Dazu zwei Beispiele aus meinem familiären Umfeld: Vor 100 Jahren machte sich ein junger Tuchhersteller aus dem schönen Vogtland auf die beschwerliche Reise nach Paris, um dort die neuesten Stoffqualitäten und Designs zu bewundern und abzuzeichnen. Zurück in seiner Heimat war dann sein Erfolg nicht mehr aufzuhalten. Oder der Großvater aus Ostpreußen, ein Bierbrauer aus Gumbinnen, der an der Bahre Kaiser Wilhelms Ehrenwache gestanden hatte, ging danach auf die Wanderschaft:

(Zuruf des Abg. Valentin Lippmann, GRÜNE)

Von Berlin über Hannover nach Brüssel, über Paris nach London, dann nach Wales und hoch bis nach Schottland verdingte er sich als Brauereigeselle bei den größten und bedeutesten Brauereien Europas. Nach einer kurzen Erholungspause bei der Dresdner Verwandtschaft ging er zurück in seine Heimat und wurde mit einem Ale, gebraut nach englischem Vorbild, erfolgreich und wohlhabend.

Erasmus+ wäre dabei wohl überfordert. Denn es ist nicht das Leitbild einer freien und selbstbestimmten Bildungspolitik. Es ist eine Eintopfkonserve geworden: ideologisch verkocht. Europa ist aber Vielfalt, die gehegt, gepflegt und auch genossen werden muss. Wäre es anders, könnte man gleich zu Hause bleiben.

Also plädiere ich für ein Erasmus-Programm Super+. Weg mit aller Bürokratie, Programmen und Kriterien und her mit einem Fonds, der sozial gestaffelt jedem in der Berufsausbildung steckenden Jugendlichen die Chance

für ein Stipendium an einer Institution seiner Wahl einräumt.

(Zuruf des Abg.
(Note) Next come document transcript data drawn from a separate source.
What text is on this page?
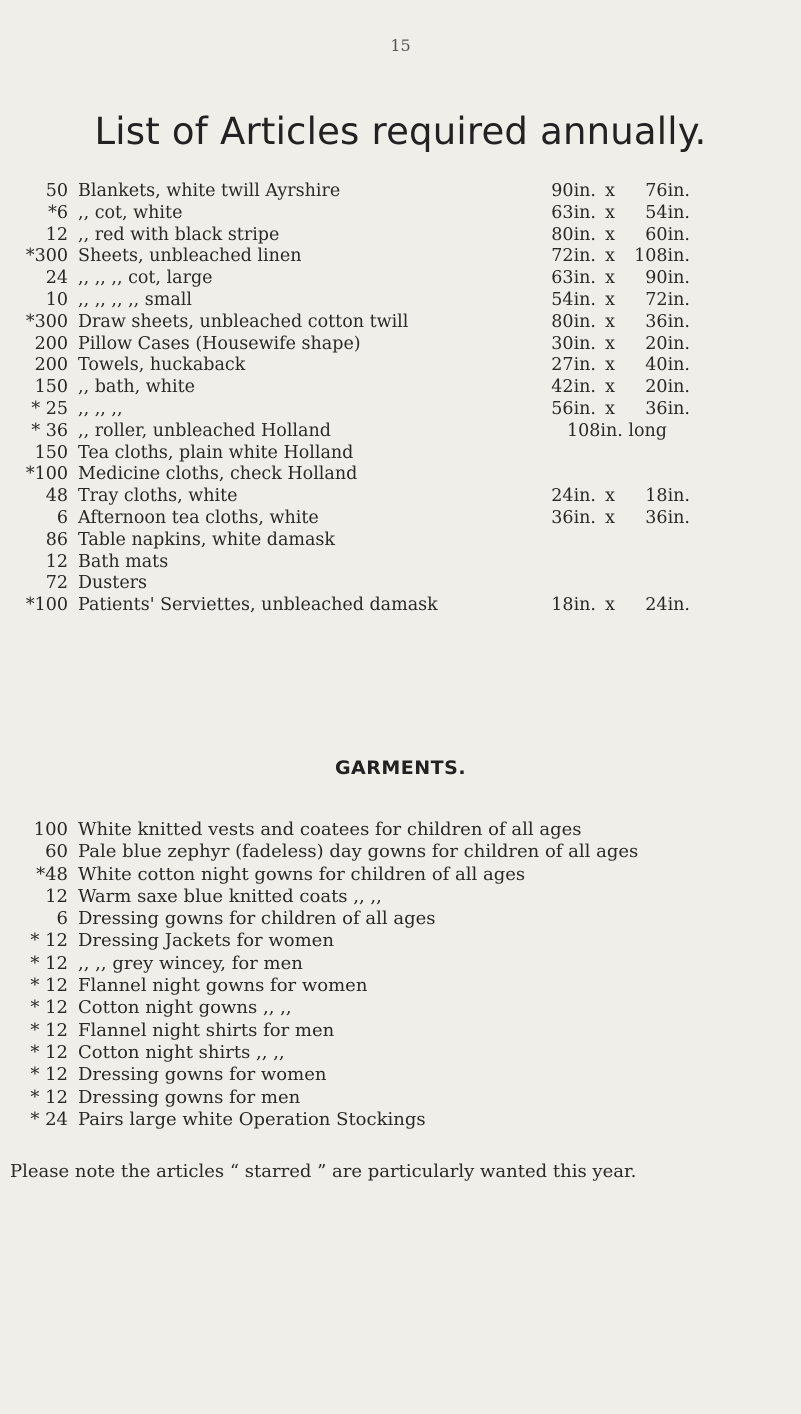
15
List of Articles required annually.
50 Blankets, white twill Ayrshire	90in. x	76in.
*6 ,, cot, white	63in. x	54in.
12 ,, red with black stripe	80in. x	60in.
*300 Sheets, unbleached linen	72in. x	108in.
24 ,, ,, ,, cot, large	63in. x	90in.
10 ,, ,, ,, ,, small	54in. x	72in.
*300 Draw sheets, unbleached cotton twill	80in. x	36in.
200 Pillow Cases (Housewife shape)	30in. x	20in.
200 Towels, huckaback	27in. x	40in.
150 ,, bath, white	42in. x	20in.
* 25 ,, ,, ,,	56in. x	36in.
* 36 ,, roller, unbleached Holland	108in. long
150 Tea cloths, plain white Holland
*100 Medicine cloths, check Holland
48 Tray cloths, white	24in. x	18in.
6 Afternoon tea cloths, white	36in. x	36in.
86 Table napkins, white damask
12 Bath mats
72 Dusters
*100 Patients' Serviettes, unbleached damask	18in. x	24in.
GARMENTS.
100 White knitted vests and coatees for children of all ages
60 Pale blue zephyr (fadeless) day gowns for children of all ages
*48 White cotton night gowns for children of all ages
12 Warm saxe blue knitted coats ,, ,,
6 Dressing gowns for children of all ages
* 12 Dressing Jackets for women
* 12 ,, ,, grey wincey, for men
* 12 Flannel night gowns for women
* 12 Cotton night gowns ,, ,,
* 12 Flannel night shirts for men
* 12 Cotton night shirts ,, ,,
* 12 Dressing gowns for women
* 12 Dressing gowns for men
* 24 Pairs large white Operation Stockings
Please note the articles “ starred ” are particularly wanted this year.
Holger Mann, SPD)

Das entspräche mehr den europäischen Verträgen, die bekanntlich keine Zuständigkeiten der EU für den Kultur- und Bildungsbereich einräumen.

Der gemeinsame Markt darf nicht für jedes Feld der Daseinsvorsorge missbraucht werden. Kultur und Bildung sind keine Handelsware, sondern Ausdruck der Identitätspflege. Davon leben wir, ganz besonders im Zeitalter der Globalisierung.

In diesem Sinne sehen wir in dem Antrag keinen Fortschritt, sondern das Gegenteil und lehnen ihn ab.

Ich danke für die Aufmerksamkeit.

(Beifall bei der AfD)

Frau Dr. Maicher, Fraktion GRÜNE.

Sehr geehrte Frau Präsidentin! Liebe Kolleginnen und Kollegen! Mit dem Austauschprogramm Erasmus und jetzt Erasmus+ baut die Europäische Union seit 30 Jahren Brücken zwischen jungen Menschen. Über 7 Millionen Europäerinnen und Europäern wurde durch die verschiedenen Austauschprogramme seitdem ein Auslandsaufenthalt ermöglicht.